Burada bir yalan ve hile var. Evet, iktidarın ve devletin bir yönetimi var. Eskiden iktidarı “devlet yönetimi” olarak tanımlıyorlardı. Hükümet olarak ön görüyorlardı. İktidarcı-devletçi paradigmayı esas alan tüm güçler son tahlilde aynı tanımlamaya geliyorlardı. Ayrım şöyle oluyordu. “onun devleti kötü benimkisi iyidir; onun iktidarı kötü, benim iktidarım iyidir” deniliyordu. Kendisini iyi görüp öbürünü kötü görme ayrımı oluyordu. Devletleri birbirinden bu kadar ayırıyorlardı, iktidarı birbirinden bu kadar ayırıyor ve parçalıyorlardı. Oysa iktidar ve devlet sisteminde boşluk ve kopukluk yoktur; doluluk ve süreklilik vardır. Zihniyetten uygulamaya kadar gelen bir devletçi sistem var. Bu da “kar topu nar topu gibi büyüyerek geliyor.” Merkezle çevre ilişkileri değişiyor, birisi yıkılıyor onun külleri üzerinden hemen yerine yenisi kuruluyor. Bir süreklilik ve bütünlük var, parçalılık ve kopukluk kesinlikle yoktur. Onun için ‘benim devletim iyi öbürünün kötü, benim iktidarım iyidir sosyalizmi getirir, devrim doğurur; öbürünün iktidarı baskı ve sömürü getirir’ denilemez, çünkü iktidar-iktidardır. Kim yaparsa yapsın, nerede uygulanırsa uygulansın aynı sonucu verir. Devlet-devlettir. Nerede olursa olsun, hangi kurumlara sahip olursa olsun, kimler tarafından yönetilirse yönetilsin, aynı sonucu verir, aynı anlama gelir.

Aslında devlet üzerinde yoğunlaşıldığı zaman bütün sosyalistler devletin tekelciliğini, çeteciliğini, baskı, sömürü ve terör gücü olduğunu kabul ediyorlar. Ama toplumsal yönetimin devlet ve iktidar dışında olamayacağını baştan var saydıkları ve kabullendikleri için, sonuçta devlete dönük eleştirilerin hiç birisi pratikte bir değer ifade etmiyor. Kendileri de devletçi paradigmayı esas alınca bir devleti yıkıp yenisini kurunca, kendileri de bir iktidar sistemi yaratınca, aslında var olanın şubesi olmaktan öteye gidemiyorlar.

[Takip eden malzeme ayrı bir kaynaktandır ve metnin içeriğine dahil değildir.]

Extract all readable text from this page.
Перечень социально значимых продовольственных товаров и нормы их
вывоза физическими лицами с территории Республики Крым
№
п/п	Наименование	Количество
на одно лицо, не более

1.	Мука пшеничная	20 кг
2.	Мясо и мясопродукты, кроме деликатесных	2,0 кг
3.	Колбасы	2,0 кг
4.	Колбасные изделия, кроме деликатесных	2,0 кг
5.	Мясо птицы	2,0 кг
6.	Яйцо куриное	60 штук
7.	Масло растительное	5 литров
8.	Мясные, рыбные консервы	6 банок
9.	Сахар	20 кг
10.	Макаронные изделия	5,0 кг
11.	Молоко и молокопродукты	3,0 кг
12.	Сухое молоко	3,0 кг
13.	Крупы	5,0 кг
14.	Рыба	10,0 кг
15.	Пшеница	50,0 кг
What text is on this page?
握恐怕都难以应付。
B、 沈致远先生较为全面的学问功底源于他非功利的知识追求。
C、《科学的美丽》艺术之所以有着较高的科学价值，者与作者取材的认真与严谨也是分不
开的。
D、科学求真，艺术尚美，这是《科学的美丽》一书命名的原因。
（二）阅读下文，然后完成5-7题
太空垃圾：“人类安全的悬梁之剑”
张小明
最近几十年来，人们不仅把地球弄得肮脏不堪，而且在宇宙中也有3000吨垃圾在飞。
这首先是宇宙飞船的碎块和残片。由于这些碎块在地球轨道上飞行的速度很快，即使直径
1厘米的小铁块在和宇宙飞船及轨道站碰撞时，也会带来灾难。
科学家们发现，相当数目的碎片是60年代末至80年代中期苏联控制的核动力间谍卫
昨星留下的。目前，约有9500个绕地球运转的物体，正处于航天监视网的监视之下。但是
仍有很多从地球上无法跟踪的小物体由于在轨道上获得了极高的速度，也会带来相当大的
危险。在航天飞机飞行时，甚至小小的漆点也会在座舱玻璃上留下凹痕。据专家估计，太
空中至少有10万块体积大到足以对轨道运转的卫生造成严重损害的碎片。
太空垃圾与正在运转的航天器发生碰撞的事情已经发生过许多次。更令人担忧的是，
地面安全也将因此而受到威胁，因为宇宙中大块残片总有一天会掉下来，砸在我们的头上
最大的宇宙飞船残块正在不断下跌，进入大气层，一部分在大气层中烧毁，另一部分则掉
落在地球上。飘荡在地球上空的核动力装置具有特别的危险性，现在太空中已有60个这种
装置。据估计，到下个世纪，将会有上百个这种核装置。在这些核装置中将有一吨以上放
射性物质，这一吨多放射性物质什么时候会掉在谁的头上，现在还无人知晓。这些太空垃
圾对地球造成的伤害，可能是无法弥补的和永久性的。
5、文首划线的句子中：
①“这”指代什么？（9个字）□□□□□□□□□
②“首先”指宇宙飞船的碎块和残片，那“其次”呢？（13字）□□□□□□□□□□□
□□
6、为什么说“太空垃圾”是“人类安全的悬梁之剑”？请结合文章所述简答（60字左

Dikkat edilirse ABD, Sovyetler bloklaşması o kadar keskindi. Sovyetler birliği alternatif olduğunu söylüyordu, ama Sovyetler Birliği çökerken ortaya çıkardığı devlet yapılarını daha iyi gördük ki, aslında merkezi devletçi-iktidarcı sistemin birer şubesiymişler. O halde Sovyetler Birliği adlı devlet de Sümer’den ABD’ye kadar gelen iktidarcı devletçi sistemden kopuk bir aygıt değilmiş; ABD ile çelişmesi çatışması karşıt ve alternatif olduğu anlamına gelmiyor, sistemin kendi içinde zaten bu tür çelişki ve çatışmaları tekeller düzeyinde ortaya çıkıyor. Bu sistemin karakteriyle bağlantılıdır. Baskı ve sömürü gücü olmasıyla, tekelci ve hegemonik olmasıyla bağlantılıdır.

Buradan ele aldığımızda şimdiye kadarki devrim tanımlamalarının yanlış olduğunu görebiliyoruz. Devrimi, “bir devleti yıkıp yeni bir devlet kurmak” olarak ele almak, ‘o devlet kötüydü, benim devletim iyi olacak, özgürlük ve eşitlik getirecek’ demek yanlıştır. Diğer yandan yine bir iktidar değişimi olarak öngörmek, bir iktidarı yıkıp yenisini kurmak, gerçekten de devrim yapmak değildir. Oysa iktidar ve devlet sistemi içerisinde şimdiye kadar devrim böyle tanımlandı. İktidar ve devlet paradigmasıyla olay ve olgulara bakan, düşünen herkes devrimi böyle algıladı. Devrimcilik şimdiye kadar buna göre yapılmaya çalışıldı. Devim bu demek değildir. Bir devleti yıkıp bir başka devlet ya da iktidar kurmak değildir.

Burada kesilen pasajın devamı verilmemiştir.